As things are happening I think about what to write, but when I sit down to write; I got nothing! I am currently listening to the HILLS premiere... its my guilty pleasure (well that and smut). I can't believe how ridiculous their lives our. I can't even remember how (or why) I got hooked on this show. I think it started out as country girls tackling hollywood and I was rooting for the small town girls, but than it got all 'I'm an alcoholic, drug addicted, surgically ehanced, married an asshole can't hold a man-esque' and I can't get into it. I can't support it. So why am I writing about it, because I can't focus worth a DAMN right now.
I am thinking ahead to tonight. I am accompaning Richard to his favorite Band LIVE at the Docks. Although it is going to be a great show... its going to prove a hassle to get there. He was going to pick me up, but that didn't work for sound check (he is going, I am not). I was going to TTC (public transit), but nothing goes that way and cab is over 40-bucks, parking is only 15 so... it makes sense for me to drive, but that also means at midnight tonight I have to drive home after being awake for 18hours straight! The concert will be worth and to see him enjoy it will be worth it, but I am tired just thinking about!
I am also... WAIT I remember... I got a new app (not completely new, but I wanted to use before review). It's simply called 'Water' it's free from the App store. It's also VERY simple. It tracks your water intake. You type in your vitals and it calculates how much water you need on a daily basis. I drink A LOT of water... part of my routine was to give up juice and pop (not that I drank much anyways). I only drink water and milk. (and tea, but that's just hot water). Anyways this apps features a little table and everyone time you drink you put what ever it was you drank on the table... bottle, cup, glass, mug. It graphs your day and lets you know at the end whether you were successful. Its simple and helpful. I don't know if the two are linked, but I was at a plateau. I got this app and started logging ALL my water... and drinking more and my weight has dropped. Worth a shot... its simple... its easy AND its free (if you have an app device).
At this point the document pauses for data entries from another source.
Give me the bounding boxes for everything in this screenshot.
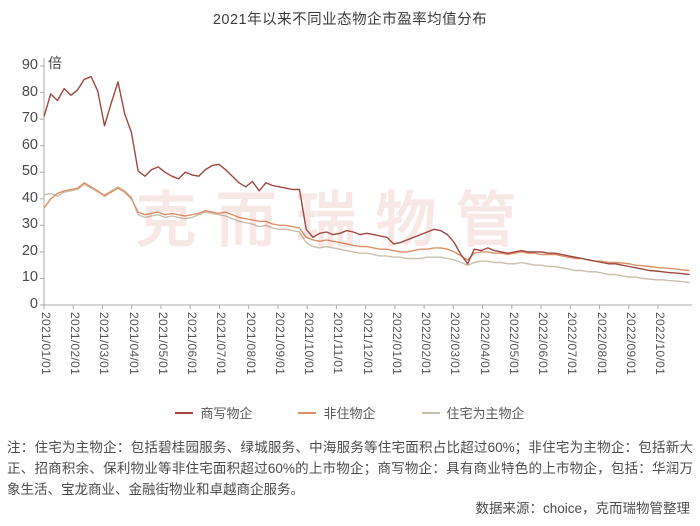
- y-axis-tick-label: 80: [21, 83, 38, 100]
- x-axis-tick-label: 2022/02/01: [419, 312, 434, 376]
- x-axis-tick-label: 2021/02/01: [68, 312, 83, 376]
- legend: 商写物企 非住物企 住宅为主物企: [0, 403, 700, 422]
- x-axis-tick-label: 2021/12/01: [360, 312, 375, 376]
- series-line-1: [43, 182, 690, 272]
- x-axis-tick-label: 2021/06/01: [185, 312, 200, 376]
- x-axis-tick-label: 2022/03/01: [448, 312, 463, 376]
- x-axis-tick-label: 2021/04/01: [126, 312, 141, 376]
- x-axis-tick-label: 2021/07/01: [214, 312, 229, 376]
- legend-label-commercial: 商写物企: [200, 406, 253, 421]
- x-axis-tick-label: 2022/09/01: [623, 312, 638, 376]
- footnote: 注：住宅为主物企：包括碧桂园服务、绿城服务、中海服务等住宅面积占比超过60%；非…: [7, 440, 693, 497]
- legend-item-non-residential[interactable]: 非住物企: [298, 403, 376, 422]
- x-axis-tick-label: 2022/01/01: [389, 312, 404, 376]
- x-axis-tick-label: 2022/08/01: [594, 312, 609, 376]
- chart-title: 2021年以来不同业态物企市盈率均值分布: [212, 12, 488, 28]
- x-axis-tick-label: 2021/03/01: [97, 312, 112, 376]
- legend-label-non-residential: 非住物企: [323, 406, 376, 421]
- x-axis-tick-label: 2022/04/01: [477, 312, 492, 376]
- legend-item-commercial[interactable]: 商写物企: [175, 403, 252, 422]
- x-axis-tick-label: 2022/05/01: [506, 312, 521, 376]
- legend-item-residential-majority[interactable]: 住宅为主物企: [421, 403, 525, 422]
- x-axis-tick-label: 2022/07/01: [565, 312, 580, 376]
- y-axis-unit-label: 倍: [48, 55, 62, 71]
- legend-swatch-non-residential: [298, 411, 317, 414]
- x-axis-tick-label: 2022/10/01: [653, 312, 667, 376]
- x-axis-tick-label: 2022/06/01: [536, 312, 551, 376]
- data-source: 数据来源：choice，克而瑞物管整理: [475, 501, 690, 516]
- x-axis-tick-label: 2021/05/01: [155, 312, 170, 376]
- x-axis-tick-label: 2021/11/01: [331, 312, 346, 375]
- legend-label-residential-majority: 住宅为主物企: [446, 406, 525, 421]
- x-axis-tick-label: 2021/01/01: [39, 312, 53, 376]
- y-axis-tick-label: 30: [21, 216, 38, 233]
- legend-swatch-commercial: [175, 411, 194, 414]
- series-line-0: [43, 75, 690, 276]
- y-axis-tick-label: 50: [21, 163, 38, 180]
- x-axis-tick-label: 2021/08/01: [243, 312, 258, 376]
- y-axis-tick-label: 0: [29, 296, 38, 312]
- y-axis-tick-label: 10: [21, 269, 38, 286]
- y-axis-tick-label: 90: [21, 57, 38, 73]
- y-axis-tick-label: 60: [21, 136, 38, 153]
- x-axis-tick-label: 2021/09/01: [272, 312, 287, 376]
- legend-swatch-residential-majority: [421, 411, 440, 414]
- y-axis-tick-label: 20: [21, 242, 38, 259]
- series-line-2: [43, 183, 690, 284]
- y-axis-tick-label: 70: [21, 110, 38, 127]
- x-axis-tick-label: 2021/10/01: [302, 312, 317, 376]
- y-axis-tick-label: 40: [21, 189, 38, 206]
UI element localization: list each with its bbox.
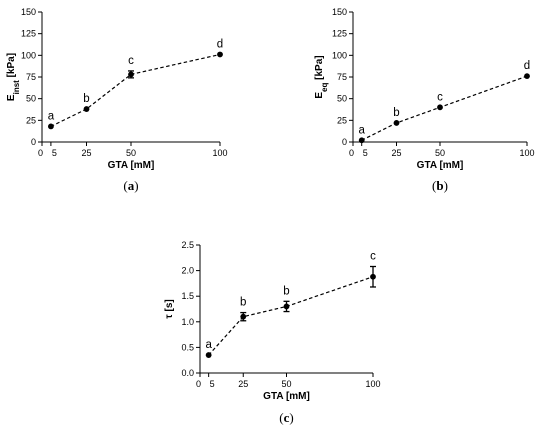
significance-letter: c: [128, 55, 134, 67]
x-axis-title: GTA [mM]: [417, 160, 464, 171]
x-tick-label: 5: [52, 148, 57, 158]
significance-letter: c: [370, 251, 376, 263]
x-axis-title: GTA [mM]: [263, 391, 310, 402]
significance-letter: b: [283, 285, 289, 297]
data-point: [128, 71, 134, 78]
data-point: [48, 123, 54, 130]
y-tick-label: 0: [31, 137, 36, 147]
y-tick-label: 100: [21, 50, 36, 60]
y-tick-label: 0.0: [181, 368, 194, 378]
y-tick-label: 150: [332, 7, 347, 17]
data-point: [524, 73, 530, 80]
y-tick-label: 2.5: [181, 240, 194, 250]
x-tick-label: 50: [126, 148, 136, 158]
y-tick-label: 1.0: [181, 317, 194, 327]
series-line: [361, 75, 528, 141]
x-tick-label: 25: [238, 379, 248, 389]
panel-label: (c): [279, 410, 293, 425]
x-tick-label: 0: [38, 148, 43, 158]
y-tick-label: 75: [337, 72, 347, 82]
x-axis-title: GTA [mM]: [108, 160, 155, 171]
y-tick-label: 125: [332, 29, 347, 39]
data-point: [217, 51, 223, 58]
data-point: [83, 106, 90, 112]
significance-letter: b: [83, 93, 89, 105]
x-tick-label: 0: [349, 148, 354, 158]
series-line: [50, 53, 221, 127]
x-tick-label: 25: [81, 148, 91, 158]
x-tick-label: 100: [365, 379, 380, 389]
x-tick-label: 5: [363, 148, 368, 158]
significance-letter: d: [217, 38, 223, 50]
y-tick-label: 1.5: [181, 291, 194, 301]
panel-label: (b): [432, 178, 448, 193]
y-tick-label: 125: [21, 29, 36, 39]
data-point: [283, 303, 290, 310]
y-axis-title: Einst [kPa]: [6, 53, 21, 101]
panel-label: (a): [123, 178, 138, 193]
data-point: [358, 137, 365, 144]
y-tick-label: 25: [337, 115, 347, 125]
significance-letter: d: [524, 60, 530, 72]
y-tick-label: 0.5: [181, 342, 194, 352]
data-point: [205, 352, 212, 358]
x-tick-label: 5: [210, 379, 215, 389]
y-tick-label: 0: [342, 137, 347, 147]
y-tick-label: 50: [337, 94, 347, 104]
y-tick-label: 100: [332, 50, 347, 60]
y-tick-label: 2.0: [181, 266, 194, 276]
significance-letter: b: [240, 297, 246, 309]
significance-letter: b: [393, 107, 399, 119]
x-tick-label: 100: [212, 148, 227, 158]
series-line: [208, 276, 374, 356]
y-tick-label: 50: [26, 94, 36, 104]
x-tick-label: 50: [435, 148, 445, 158]
data-point: [240, 313, 247, 320]
x-tick-label: 0: [196, 379, 201, 389]
y-axis-title: τ [s]: [164, 299, 175, 318]
significance-letter: a: [48, 110, 55, 122]
y-tick-label: 75: [26, 72, 36, 82]
chart-panel-c: 0.0 0.5 1.0 1.5 2.0 2.5 0 5 25 50 100 GTA [mM] τ [s]…: [164, 240, 381, 425]
significance-letter: a: [205, 339, 212, 351]
data-point: [393, 120, 400, 126]
data-point: [370, 273, 376, 280]
x-tick-label: 100: [519, 148, 534, 158]
x-tick-label: 25: [391, 148, 401, 158]
x-tick-label: 50: [281, 379, 291, 389]
y-axis-title: Eeq [kPa]: [314, 55, 329, 98]
significance-letter: a: [358, 124, 365, 136]
data-point: [437, 104, 443, 111]
y-tick-label: 25: [26, 115, 36, 125]
significance-letter: c: [437, 91, 443, 103]
y-tick-label: 150: [21, 7, 36, 17]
I also wanted to touchbase on the weight loss... seems QUICK (via Loseit!). I can't always get to a scale (or the right one... its in his parents ensuite and I can't if they're in there). So it appears I am loosing HUGE amounts in a short time, but really I don't way in everyday. So I am happy to report I am 1.6 pounds away from my goal. I won't make it in 2 days especially with NO training scheduled, but I will get close which makes May goal better... (its 10pounds or more a month).
Ok thats it... Spin was amazing. I debated going, but Leslie-Ann always makes it worth it. Sandi joined me today and I wasn't thrilled about it. We started together, but going alone I can pick my bike (it doesn't have to be a double). I can hang out and do crunches (she doesn't) and in the changeroom I can strip down and air out, before showering and getting dressed. I can't do that with her there... not that I care, but if a stranger catchs a boob I am ok... a co-worker. I don't need her knowing about my aeriola. Anyways... no word on Biggest Loser, but I suspect that will be next month sometime.
AND I had some GREAT pictures ready to go, but they updated AGAIN and I can't put pictures up anymore... WTF??? I can only use pictures currently on my blog or with URL... Sorry guys!